Los trabajos que me encargó Allen me llevaron casi tres semanas y el número de cadáveres ascendió a cuatro. Después de los dos primeros, ya tenía ganas de dejarlo. Le dije a Allen que no podía continuar. Le pregunté si podía dar clase, que tenía ganas de trabajar en otros ámbitos. Me dijo que no iba a dar ninguna clase en el futuro próximo, que tenía que aclararme las ideas antes de que me permitieran influir en las siguientes generaciones.
—Necesitamos a hombres que puedan enseñar a los hombres del mañana —me dijo—. Ahora mismo no eres lo bastante hombre para ese trabajo.
De modo que me obligó a seguir matando a gente, algo para lo que sí era lo bastante hombre.

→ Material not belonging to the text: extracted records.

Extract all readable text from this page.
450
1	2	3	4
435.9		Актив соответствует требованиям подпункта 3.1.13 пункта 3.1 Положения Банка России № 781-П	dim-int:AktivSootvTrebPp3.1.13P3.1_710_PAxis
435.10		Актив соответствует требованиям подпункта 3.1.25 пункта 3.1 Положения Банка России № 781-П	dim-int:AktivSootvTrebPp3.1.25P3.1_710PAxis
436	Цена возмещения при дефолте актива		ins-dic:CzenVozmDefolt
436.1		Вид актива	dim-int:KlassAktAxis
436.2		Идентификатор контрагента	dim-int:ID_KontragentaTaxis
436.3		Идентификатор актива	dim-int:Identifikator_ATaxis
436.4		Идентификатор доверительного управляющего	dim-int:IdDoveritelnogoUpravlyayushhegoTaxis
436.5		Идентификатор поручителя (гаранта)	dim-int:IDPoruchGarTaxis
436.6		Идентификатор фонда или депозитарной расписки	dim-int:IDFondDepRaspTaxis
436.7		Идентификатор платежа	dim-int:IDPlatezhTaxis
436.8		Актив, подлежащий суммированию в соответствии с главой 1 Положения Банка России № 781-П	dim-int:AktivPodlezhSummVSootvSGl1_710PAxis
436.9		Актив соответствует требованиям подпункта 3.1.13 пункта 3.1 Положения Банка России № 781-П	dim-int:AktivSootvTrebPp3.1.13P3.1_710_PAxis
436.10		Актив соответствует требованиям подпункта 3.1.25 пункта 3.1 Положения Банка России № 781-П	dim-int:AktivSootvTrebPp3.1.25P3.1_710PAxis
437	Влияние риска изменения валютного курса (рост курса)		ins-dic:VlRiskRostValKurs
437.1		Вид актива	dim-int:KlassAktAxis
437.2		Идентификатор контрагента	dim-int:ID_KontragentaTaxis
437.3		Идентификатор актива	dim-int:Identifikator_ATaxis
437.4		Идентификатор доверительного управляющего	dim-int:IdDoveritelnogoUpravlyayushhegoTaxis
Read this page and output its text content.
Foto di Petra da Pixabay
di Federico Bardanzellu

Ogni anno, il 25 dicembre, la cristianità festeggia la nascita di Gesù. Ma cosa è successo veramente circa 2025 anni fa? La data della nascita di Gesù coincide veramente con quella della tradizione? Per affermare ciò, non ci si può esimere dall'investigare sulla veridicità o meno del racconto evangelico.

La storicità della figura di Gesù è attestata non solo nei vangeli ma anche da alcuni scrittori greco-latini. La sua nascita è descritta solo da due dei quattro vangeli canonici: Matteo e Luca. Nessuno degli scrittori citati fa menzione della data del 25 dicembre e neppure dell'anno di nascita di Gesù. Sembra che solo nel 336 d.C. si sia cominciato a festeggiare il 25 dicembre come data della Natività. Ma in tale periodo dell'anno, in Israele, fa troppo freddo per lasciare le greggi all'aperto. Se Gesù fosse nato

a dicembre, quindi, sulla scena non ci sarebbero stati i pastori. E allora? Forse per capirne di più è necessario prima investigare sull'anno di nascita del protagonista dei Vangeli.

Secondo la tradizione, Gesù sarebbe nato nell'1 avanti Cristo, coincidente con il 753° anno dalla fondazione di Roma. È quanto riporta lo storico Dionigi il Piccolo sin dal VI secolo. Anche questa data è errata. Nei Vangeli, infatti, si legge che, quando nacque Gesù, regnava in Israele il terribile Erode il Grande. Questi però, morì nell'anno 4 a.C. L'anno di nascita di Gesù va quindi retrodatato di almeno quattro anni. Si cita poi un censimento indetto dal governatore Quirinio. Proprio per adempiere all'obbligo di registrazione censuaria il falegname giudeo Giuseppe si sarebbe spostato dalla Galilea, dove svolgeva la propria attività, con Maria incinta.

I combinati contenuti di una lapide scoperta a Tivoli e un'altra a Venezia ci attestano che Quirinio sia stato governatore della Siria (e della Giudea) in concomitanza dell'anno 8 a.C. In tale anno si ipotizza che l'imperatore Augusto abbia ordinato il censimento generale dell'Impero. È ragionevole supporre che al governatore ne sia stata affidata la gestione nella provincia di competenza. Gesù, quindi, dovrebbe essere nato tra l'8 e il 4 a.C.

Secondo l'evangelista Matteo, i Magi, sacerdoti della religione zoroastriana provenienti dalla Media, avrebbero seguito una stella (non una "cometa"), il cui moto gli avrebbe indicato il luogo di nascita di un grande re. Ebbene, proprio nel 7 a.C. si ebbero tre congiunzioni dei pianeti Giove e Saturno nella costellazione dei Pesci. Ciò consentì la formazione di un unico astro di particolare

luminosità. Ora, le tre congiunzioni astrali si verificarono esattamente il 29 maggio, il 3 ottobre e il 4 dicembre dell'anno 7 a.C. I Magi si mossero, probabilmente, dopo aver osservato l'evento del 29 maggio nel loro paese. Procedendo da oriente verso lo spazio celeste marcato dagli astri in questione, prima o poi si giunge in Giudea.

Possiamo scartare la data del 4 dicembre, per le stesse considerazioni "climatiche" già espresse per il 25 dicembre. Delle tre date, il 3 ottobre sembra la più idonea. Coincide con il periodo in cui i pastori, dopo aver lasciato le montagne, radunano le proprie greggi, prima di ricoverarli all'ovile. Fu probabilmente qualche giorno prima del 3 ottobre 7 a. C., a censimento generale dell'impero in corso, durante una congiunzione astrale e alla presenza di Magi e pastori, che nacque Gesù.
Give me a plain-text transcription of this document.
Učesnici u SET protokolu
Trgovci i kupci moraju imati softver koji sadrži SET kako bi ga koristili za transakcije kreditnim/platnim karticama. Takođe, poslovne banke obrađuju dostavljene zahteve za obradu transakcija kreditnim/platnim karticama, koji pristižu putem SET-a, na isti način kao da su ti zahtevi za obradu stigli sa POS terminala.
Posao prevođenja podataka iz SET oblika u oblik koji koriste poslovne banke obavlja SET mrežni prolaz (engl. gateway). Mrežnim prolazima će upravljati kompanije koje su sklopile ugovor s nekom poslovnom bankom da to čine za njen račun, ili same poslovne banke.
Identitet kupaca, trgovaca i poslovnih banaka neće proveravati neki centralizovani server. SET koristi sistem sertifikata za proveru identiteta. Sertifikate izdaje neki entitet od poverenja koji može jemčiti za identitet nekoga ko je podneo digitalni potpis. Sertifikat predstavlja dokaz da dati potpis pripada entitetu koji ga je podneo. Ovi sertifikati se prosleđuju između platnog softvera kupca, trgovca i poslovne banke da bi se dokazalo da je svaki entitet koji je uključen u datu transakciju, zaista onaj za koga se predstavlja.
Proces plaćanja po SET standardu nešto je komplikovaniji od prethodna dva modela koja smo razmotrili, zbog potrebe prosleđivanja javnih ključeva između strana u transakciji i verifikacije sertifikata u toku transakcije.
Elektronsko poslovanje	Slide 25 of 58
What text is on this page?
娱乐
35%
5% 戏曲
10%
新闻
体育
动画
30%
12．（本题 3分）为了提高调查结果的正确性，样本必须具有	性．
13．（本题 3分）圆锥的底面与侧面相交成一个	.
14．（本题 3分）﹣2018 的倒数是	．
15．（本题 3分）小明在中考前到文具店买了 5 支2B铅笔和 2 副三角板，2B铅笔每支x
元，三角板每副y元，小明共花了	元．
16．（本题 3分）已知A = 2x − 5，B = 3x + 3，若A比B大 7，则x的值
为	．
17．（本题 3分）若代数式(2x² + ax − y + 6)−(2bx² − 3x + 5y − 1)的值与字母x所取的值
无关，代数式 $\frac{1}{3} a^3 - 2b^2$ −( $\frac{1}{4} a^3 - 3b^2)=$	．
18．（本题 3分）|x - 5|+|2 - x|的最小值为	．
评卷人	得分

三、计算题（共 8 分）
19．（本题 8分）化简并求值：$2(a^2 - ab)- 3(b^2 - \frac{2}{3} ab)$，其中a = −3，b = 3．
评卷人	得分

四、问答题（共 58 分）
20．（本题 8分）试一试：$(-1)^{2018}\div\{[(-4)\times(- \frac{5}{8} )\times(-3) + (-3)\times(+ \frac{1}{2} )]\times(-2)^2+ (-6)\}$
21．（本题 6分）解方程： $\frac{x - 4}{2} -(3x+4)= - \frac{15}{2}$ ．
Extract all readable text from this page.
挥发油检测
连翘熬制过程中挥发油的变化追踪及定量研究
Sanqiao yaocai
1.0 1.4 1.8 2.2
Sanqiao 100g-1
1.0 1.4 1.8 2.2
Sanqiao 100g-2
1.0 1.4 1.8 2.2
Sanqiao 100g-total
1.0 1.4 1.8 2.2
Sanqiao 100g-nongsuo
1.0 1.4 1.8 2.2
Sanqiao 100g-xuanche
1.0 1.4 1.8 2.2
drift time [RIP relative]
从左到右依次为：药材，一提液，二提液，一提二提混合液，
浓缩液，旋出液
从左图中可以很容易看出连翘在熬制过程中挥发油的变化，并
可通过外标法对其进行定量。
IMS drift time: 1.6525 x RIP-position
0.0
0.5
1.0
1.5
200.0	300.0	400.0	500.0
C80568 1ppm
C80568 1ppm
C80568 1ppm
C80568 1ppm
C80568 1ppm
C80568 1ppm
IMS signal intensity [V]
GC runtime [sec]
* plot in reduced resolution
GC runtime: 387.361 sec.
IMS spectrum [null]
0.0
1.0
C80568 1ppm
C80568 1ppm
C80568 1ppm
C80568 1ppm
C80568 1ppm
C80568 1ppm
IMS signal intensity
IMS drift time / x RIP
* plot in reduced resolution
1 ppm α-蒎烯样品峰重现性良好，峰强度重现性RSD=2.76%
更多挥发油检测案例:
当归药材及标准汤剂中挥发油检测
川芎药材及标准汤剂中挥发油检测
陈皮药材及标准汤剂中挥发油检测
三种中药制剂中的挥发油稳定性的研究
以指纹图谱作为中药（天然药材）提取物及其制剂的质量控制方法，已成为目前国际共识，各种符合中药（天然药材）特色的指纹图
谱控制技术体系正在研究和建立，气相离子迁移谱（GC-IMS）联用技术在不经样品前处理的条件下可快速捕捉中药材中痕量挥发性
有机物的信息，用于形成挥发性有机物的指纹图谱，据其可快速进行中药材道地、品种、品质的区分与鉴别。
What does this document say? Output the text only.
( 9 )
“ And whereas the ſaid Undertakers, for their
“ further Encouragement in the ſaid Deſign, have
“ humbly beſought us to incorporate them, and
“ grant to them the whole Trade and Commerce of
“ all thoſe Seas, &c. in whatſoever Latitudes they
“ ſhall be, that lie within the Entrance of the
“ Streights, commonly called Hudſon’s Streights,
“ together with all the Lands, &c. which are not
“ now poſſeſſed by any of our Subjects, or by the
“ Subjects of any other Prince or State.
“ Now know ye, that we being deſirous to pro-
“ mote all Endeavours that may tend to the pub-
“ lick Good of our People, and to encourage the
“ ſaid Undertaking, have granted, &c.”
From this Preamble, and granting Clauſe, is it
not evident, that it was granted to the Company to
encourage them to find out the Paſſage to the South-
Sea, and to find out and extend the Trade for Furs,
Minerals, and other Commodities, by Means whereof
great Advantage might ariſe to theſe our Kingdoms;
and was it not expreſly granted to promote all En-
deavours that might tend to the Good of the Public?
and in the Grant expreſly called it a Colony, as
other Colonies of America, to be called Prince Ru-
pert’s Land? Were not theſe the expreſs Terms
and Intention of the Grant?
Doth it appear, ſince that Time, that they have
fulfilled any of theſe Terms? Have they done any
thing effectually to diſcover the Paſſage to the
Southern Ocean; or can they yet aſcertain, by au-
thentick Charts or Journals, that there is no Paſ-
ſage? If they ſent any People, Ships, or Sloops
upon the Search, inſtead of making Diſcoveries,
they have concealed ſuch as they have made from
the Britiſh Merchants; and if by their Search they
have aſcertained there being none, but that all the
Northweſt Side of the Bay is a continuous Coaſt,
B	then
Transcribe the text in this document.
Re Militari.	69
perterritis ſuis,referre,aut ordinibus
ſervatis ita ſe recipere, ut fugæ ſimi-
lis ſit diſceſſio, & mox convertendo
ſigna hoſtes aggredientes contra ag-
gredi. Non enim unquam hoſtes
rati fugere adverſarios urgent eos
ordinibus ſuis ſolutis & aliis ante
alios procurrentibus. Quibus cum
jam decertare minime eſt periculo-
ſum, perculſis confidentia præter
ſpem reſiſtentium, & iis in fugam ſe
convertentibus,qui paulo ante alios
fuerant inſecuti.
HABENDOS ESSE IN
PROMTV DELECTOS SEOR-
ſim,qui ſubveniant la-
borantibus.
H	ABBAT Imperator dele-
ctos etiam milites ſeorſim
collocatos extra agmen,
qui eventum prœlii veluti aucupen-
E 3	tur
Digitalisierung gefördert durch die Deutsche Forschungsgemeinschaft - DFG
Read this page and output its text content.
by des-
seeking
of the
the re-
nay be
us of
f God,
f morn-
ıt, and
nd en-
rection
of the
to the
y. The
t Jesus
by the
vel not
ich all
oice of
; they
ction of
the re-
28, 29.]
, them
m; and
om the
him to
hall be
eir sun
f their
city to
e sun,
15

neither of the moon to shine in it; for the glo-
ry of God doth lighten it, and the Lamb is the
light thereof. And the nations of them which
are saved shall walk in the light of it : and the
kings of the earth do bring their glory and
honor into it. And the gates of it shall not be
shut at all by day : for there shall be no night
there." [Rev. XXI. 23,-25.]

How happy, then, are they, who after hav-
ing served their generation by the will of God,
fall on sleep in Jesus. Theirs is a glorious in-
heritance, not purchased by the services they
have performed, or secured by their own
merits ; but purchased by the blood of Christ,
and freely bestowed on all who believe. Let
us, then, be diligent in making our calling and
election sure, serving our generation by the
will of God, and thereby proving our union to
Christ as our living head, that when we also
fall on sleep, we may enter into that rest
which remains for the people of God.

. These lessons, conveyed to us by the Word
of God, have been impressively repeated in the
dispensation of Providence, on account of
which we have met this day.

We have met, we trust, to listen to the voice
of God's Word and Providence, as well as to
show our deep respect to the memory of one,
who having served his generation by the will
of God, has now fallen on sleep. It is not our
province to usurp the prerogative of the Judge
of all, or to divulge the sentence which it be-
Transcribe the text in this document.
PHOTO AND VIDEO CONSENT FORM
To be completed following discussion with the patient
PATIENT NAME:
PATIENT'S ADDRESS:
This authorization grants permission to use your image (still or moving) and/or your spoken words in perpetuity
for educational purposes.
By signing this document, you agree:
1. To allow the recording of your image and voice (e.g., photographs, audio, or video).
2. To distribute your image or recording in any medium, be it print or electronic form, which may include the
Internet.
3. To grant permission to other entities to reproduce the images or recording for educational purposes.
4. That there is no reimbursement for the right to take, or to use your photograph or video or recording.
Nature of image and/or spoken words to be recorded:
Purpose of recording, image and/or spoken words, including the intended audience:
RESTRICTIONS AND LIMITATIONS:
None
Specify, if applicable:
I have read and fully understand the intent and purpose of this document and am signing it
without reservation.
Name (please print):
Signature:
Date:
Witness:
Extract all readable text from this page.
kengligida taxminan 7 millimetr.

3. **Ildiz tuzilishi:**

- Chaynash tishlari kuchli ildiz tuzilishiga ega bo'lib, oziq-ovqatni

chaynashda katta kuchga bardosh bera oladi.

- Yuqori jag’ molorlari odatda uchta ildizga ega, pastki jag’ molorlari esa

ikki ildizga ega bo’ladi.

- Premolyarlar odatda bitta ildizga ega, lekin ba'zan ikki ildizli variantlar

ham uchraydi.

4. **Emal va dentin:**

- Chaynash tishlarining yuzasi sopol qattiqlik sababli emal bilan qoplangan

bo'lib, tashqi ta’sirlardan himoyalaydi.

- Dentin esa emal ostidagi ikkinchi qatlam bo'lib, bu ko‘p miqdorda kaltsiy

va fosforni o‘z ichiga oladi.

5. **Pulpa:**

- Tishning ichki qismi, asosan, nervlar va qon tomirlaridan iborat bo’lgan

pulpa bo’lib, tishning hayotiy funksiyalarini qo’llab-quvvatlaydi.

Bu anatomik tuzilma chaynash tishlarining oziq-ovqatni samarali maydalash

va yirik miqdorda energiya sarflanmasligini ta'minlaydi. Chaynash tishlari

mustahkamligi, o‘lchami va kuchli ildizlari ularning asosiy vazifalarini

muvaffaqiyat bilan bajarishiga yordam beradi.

Primero fue un hombre de treinta y cinco años de Georgia. Era un asesino del otro bando que se había retirado hacía poco. Se había ido a vivir con su nueva esposa y estaba a punto de formar una nueva familia. Su mujer no nació en el fragor de la Guerra. Se vio involucrada en ella al casarse. Allen me dio la «opción» de eliminarla también a ella, pero la rechacé.
La segunda víctima fue una mujer de Tennessee. Solo era una telefonista. Le pregunté a Allen por qué nos tomábamos la molestia de matar a alguien de su categoría. Se limitó a contestarme que eso era la Guerra y que ella trabajaba para el enemigo, y que queríamos que todos los que trabajaban para el otro bando temblaran de miedo al pensar en nosotros.
—Hasta que los hayamos derrotado, todos los miembros del bando enemigo son un objetivo. Ellos matan a los nuestros, y debemos contraatacar.
Supongo que eso significaba que una de nuestras telefonistas, una de aquellas mujeres con voz jovial que me pasaba de una persona a otra cuando llamaba a Inteligencia, había sido asesinada. A mí me parecía una pérdida horrible para nuestro bando y el suyo.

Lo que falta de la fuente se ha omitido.